Saint and Soul
Joanne Faries

Another prick of blood. I sucked on my finger and resumed work. My vision of yellow roses entwined with heather was a limp garland mess. Compelled to decorate our home altar for Mexico’s Day of the Dead, I was the zombie. Tamales, enchiladas, and tortillas cooked for the graveyard visit filled my tiny icebox. Gifts purchased at market in Mexico City yesterday required wrap and ribbon. Games designed to amuse nieces and nephews sprawled on my kitchen table.  

Weary, I contemplated my heap of flowers. Perhaps if I go pick up grandmother and the aunts now, they will help me complete the garlands. I wanted to surprise them with everything fantastically arranged, but it was too great a task. I was mad at mother and father for their fatal car crash, and I hated my little sister, Elena, for her disappearance.  My parents lived on in my heart. Elena was dead to me.  

Jesse stuck his head into the kitchen, “Bye, sis. I’m going to Lupe’s.” He had his helmet in hand. “Be careful, and come home for dinner.” He ducked out and I heard the rev of his motorcycle as he rode away.

Wiping my hands, I retrieved my keys. The old Volkswagen bug sputtered and caught.  I chugged to the next village for my relatives.  

My heart lighter upon return, I helped grandmother out of the car, and basked in the Spanish lilt of my aunts’ chatter. They brought food and gifts, too. Aunt Maria pouted that she couldn’t bring the goat, but conceded there was no room in my teensy VW trunk. We entered my house, and Aunt Tini dropped to her knees and began to cross herself. Puzzled, I walked in and exhaled.  

Garlands enveloped my altar. Sprays of flowers surrounded the mantle pictures of our deceased ancestors.
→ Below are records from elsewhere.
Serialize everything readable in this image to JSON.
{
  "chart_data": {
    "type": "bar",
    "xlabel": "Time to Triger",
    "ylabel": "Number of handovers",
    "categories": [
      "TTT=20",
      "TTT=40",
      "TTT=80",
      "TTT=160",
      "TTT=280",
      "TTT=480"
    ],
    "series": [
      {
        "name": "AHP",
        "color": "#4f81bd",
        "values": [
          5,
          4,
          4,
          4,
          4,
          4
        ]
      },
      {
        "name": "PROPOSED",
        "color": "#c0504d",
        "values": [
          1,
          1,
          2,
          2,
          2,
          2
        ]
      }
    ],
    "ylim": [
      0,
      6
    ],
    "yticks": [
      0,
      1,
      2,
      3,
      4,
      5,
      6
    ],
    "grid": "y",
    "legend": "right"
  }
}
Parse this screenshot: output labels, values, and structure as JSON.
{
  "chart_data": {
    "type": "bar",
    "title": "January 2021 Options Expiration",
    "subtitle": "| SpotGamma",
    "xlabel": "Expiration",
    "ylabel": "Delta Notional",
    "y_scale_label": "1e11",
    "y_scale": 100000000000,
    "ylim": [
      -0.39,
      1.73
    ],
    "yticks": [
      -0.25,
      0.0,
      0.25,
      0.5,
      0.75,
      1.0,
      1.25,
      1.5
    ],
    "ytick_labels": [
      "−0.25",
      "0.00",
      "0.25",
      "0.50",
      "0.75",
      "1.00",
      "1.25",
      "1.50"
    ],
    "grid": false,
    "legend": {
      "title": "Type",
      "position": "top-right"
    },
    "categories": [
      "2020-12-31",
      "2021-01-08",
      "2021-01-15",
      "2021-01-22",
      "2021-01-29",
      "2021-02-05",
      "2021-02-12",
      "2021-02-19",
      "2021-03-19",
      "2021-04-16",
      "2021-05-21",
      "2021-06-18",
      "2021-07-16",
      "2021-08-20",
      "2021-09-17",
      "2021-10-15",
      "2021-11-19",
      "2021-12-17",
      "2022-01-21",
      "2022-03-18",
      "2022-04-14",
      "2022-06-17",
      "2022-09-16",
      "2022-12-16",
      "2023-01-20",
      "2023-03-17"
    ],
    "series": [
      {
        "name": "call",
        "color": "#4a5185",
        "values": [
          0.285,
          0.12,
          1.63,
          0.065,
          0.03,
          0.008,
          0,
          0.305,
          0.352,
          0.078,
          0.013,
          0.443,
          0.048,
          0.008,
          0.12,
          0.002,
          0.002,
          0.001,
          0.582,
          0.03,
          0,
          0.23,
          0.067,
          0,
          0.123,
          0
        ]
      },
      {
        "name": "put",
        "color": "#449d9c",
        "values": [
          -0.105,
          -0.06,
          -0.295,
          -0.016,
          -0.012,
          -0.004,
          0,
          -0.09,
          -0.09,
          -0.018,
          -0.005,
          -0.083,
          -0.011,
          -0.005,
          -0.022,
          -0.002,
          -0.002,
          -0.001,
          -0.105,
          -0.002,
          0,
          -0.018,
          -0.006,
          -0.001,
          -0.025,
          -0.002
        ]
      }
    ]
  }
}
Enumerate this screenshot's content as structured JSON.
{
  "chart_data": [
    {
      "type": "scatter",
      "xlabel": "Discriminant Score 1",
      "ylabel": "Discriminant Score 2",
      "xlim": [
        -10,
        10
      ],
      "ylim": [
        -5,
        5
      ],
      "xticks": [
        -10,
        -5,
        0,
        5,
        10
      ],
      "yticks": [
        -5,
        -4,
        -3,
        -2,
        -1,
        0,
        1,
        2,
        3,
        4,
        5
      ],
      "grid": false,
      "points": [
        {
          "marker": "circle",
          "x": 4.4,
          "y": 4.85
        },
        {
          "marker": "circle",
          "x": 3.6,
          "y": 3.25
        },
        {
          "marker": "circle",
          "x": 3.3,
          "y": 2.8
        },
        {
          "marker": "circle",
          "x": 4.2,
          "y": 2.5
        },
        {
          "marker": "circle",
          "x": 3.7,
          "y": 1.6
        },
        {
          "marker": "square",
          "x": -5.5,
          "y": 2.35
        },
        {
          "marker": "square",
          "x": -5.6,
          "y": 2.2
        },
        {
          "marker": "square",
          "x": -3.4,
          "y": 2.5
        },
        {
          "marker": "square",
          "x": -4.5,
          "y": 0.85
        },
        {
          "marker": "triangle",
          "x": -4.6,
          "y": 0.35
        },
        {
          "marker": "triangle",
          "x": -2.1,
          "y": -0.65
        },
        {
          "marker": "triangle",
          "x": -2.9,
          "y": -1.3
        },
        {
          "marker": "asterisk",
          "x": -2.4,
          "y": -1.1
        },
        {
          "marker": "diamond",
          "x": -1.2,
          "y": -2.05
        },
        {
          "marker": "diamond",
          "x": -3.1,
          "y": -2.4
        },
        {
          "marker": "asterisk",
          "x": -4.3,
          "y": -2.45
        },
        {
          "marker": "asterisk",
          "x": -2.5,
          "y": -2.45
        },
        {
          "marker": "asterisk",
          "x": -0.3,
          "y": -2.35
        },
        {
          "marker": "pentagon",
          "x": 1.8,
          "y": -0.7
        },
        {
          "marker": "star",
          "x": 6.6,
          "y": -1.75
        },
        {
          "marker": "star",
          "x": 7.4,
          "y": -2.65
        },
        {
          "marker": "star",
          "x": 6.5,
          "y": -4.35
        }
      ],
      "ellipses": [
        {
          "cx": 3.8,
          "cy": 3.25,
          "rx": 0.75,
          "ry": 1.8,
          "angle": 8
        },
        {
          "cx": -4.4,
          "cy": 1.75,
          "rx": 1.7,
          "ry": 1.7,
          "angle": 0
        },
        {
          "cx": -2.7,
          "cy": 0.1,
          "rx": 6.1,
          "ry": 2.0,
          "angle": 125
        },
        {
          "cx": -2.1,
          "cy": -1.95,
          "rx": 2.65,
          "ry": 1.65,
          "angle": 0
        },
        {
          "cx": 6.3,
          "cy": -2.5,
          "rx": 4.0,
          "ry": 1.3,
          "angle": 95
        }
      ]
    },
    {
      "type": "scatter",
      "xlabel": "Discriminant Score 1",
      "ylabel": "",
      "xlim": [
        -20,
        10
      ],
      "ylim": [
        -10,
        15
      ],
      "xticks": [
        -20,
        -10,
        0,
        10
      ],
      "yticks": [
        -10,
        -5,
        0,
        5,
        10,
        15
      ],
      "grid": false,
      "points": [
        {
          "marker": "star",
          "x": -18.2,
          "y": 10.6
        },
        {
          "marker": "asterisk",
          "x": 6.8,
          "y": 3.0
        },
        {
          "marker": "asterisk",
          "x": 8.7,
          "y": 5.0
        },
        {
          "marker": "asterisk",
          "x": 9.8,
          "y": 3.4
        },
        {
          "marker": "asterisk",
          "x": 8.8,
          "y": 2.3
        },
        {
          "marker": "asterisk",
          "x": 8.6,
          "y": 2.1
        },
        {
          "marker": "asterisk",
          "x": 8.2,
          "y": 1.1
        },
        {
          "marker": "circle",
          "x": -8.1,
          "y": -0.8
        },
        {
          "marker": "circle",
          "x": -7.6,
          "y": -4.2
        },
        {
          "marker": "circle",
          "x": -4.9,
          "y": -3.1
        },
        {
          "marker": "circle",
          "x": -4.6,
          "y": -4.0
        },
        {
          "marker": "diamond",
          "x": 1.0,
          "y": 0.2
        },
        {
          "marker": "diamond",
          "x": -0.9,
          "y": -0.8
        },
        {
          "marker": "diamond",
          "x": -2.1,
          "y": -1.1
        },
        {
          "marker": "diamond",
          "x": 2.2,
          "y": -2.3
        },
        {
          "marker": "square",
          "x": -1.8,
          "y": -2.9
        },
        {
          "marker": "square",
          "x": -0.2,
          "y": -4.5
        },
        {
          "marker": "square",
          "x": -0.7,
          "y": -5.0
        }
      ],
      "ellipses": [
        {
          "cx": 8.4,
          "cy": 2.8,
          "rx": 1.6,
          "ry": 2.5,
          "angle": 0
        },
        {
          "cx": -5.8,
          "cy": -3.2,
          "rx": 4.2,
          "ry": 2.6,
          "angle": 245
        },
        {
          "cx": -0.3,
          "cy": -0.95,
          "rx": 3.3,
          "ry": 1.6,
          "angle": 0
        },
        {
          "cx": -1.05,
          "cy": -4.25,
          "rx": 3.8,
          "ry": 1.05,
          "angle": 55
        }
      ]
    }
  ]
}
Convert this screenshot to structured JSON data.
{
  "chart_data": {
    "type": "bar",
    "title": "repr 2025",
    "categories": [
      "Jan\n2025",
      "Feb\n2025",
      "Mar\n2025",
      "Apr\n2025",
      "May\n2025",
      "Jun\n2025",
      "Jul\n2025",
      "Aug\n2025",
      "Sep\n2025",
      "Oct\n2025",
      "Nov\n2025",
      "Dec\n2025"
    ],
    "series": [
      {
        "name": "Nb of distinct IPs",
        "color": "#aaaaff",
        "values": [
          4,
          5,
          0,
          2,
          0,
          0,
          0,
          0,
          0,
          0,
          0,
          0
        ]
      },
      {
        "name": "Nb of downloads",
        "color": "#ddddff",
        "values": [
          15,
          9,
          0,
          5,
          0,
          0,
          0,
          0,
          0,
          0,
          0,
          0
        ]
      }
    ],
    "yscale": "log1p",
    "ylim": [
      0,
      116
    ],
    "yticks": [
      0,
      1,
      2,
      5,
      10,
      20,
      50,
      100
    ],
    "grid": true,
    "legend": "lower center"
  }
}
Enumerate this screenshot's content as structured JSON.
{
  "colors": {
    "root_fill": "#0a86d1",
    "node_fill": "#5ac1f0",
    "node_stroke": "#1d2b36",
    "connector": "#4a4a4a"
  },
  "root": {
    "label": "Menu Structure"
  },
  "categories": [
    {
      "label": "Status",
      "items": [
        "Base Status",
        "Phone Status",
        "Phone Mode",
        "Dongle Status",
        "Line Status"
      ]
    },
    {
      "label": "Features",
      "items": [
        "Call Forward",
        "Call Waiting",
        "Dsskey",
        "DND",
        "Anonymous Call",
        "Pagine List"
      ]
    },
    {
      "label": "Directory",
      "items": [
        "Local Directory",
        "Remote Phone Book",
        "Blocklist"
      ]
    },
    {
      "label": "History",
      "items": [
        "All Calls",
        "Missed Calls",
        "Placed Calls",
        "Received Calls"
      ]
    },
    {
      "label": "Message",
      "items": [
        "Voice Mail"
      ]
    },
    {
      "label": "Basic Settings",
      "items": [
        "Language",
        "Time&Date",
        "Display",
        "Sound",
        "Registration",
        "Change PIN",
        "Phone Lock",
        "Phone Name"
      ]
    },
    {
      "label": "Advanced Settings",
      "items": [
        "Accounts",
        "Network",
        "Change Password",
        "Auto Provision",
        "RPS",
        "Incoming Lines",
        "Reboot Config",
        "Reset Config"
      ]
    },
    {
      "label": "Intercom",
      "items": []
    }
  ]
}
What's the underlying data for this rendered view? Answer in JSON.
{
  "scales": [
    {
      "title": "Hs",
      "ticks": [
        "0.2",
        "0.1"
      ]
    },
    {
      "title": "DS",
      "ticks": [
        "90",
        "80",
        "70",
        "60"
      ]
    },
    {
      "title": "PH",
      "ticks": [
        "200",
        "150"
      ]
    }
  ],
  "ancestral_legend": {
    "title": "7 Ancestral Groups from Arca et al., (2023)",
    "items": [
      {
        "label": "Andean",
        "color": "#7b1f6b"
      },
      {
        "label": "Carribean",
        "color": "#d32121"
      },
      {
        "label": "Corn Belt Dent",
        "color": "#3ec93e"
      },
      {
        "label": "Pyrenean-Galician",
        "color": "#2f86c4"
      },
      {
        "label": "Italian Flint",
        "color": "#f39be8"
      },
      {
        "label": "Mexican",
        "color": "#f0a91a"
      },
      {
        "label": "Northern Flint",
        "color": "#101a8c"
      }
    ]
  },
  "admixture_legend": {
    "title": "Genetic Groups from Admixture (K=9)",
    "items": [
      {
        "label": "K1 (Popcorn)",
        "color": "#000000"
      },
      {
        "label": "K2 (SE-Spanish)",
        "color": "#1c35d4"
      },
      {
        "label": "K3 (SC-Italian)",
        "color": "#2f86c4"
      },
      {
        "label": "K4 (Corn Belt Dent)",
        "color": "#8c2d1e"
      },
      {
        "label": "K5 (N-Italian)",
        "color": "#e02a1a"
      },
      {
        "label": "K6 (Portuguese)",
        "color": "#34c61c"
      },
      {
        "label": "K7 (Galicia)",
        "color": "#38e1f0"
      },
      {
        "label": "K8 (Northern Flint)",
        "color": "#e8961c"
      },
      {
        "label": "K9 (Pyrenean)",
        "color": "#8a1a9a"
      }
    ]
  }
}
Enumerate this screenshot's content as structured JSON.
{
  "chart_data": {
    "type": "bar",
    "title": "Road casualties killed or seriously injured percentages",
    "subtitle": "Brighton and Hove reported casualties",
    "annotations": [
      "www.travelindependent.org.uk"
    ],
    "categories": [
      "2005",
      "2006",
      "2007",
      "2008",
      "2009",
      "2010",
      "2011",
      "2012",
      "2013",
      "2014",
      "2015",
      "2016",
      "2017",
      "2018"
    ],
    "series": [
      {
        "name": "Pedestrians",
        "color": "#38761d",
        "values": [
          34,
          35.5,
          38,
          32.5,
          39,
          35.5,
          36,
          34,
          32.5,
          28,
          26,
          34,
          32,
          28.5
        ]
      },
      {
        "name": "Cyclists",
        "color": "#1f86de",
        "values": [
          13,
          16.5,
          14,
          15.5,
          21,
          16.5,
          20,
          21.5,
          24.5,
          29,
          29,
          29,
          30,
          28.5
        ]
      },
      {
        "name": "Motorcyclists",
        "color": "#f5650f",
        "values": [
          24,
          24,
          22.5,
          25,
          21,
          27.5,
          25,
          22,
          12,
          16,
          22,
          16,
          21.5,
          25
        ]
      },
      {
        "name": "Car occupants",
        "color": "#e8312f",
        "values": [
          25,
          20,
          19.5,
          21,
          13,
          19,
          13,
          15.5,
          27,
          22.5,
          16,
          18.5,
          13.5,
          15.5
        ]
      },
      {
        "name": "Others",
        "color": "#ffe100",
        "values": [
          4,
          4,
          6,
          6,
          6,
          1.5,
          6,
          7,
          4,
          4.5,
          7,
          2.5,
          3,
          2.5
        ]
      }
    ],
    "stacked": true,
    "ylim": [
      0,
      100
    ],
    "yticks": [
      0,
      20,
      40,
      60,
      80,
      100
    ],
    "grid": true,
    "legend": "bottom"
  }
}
Foil wrapped gifts piled on the hearth, and a huge jeweled cross sparkled on the wall. I sniffed the air. Was that tortilla soup?  A brief thought of Elena froze me. That would be too easy. I shook my head.  

Lupe and her mother, Esperanza, peered out from the kitchen and overcome, I cried and hugged them both. Lupe’s younger sister scampered in, and the elders made a fuss over her long black hair done up in bright red bows. Lupe poured glasses of lemonade and we settled in to visit. Everything was complete and I could relax.  

A roar of the motorcycle. Then silence. My saint, Jesse, strode in shaking out his dark flattened curls. A shy smile to all, he placed two tall candles on the altar and lit them. In unison we prayed to honor our dead, and I’ll concede, one missing soul.